I find The Wall (taken in its entirety) to be tedious and shallow. With some good tunes created along side some pretty wretched ones. With all of them (again) brilliantly orchestrated by Michael Kamen. But overall, less there, there, than ever in their discography.
So all that proves is there's a multiplicity of opinion. I get the isolation that they all describe as a running theme in post-modern Society. (And never more virulent than in the Internet age.) But never was the narrative tighter than with DSOTM.
Everybody's opinion gets 'em to where they need to go. It's okay to disagree. But for me, Musically, they were cannibalizing themselves pretty severely by the time of the Wall and afterwards.

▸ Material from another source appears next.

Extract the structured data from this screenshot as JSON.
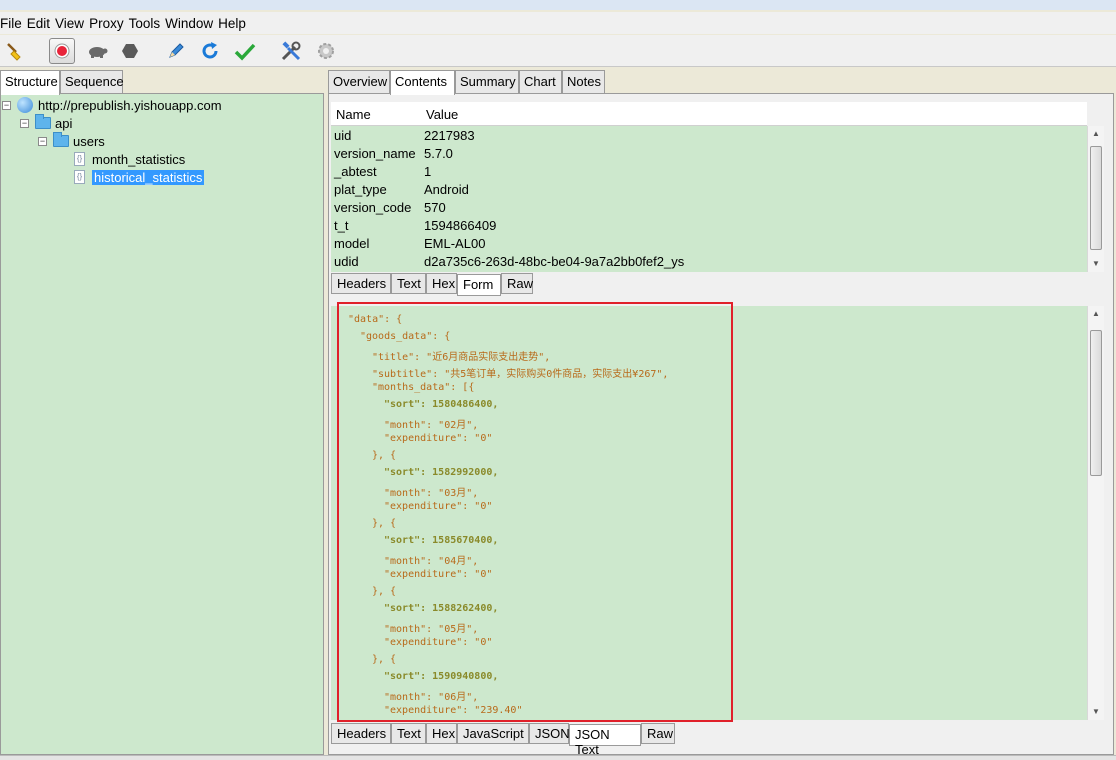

Some good things happened in the "theme and variations" sense, but nothing had the Musical Vitamins and Minerals of DSOTM, in my estimation. Record sales aren't a good rubric for quality (especially after the latter '70's) but
that didn't really deteriorate until Popular Music was Corporatized and execs (whom Frank Zappa described as punks who started out getting the mail and coffee) hung on until the old cigar chompers retired or died off. (Interestingly, Zappa preferred the Cigar chompers and so did I....) The Coffee and Mail fetchers started telling AUDIENCES their age what they should like/buy. ("After all, they had the same hair"-FZ...) This was brilliantly illustrated in "Tinseltown Rebellion". I always thought the band not mentioned by name in that tune could very well have fit several, ranging from PF to Chicago.
Chicago fits that timeline better because their Fourteenth record was a desperate attempt to "punkify" Jazz-Rock. (Which was a terrible mistake.) The "off they go to SIR, to learn some stupid riffs" lyric describes where they were at that time.
Even my most cherished Musical Artists have had "off" moments. It's not a crime, nor really much of a surprise. I was very surprised and relieved by "The Division Bell". That was a return to "greatness" from my perspective. But that's a conclusion that I can only justify for myself.
I thought all the indictments of Education (The Wall) was a severe conceptual misfire. But then, I didn't attend British private schools in the '60's. I did teach with somebody who was ran off from the American School in London, and a lower-life pseudo-intellectual I have yet to meet. He wasn't a product of British Education though. I think his Alma Mater was Cornell. He made for a strong defense for "The Wall". Everybody's experiences are different. Peace.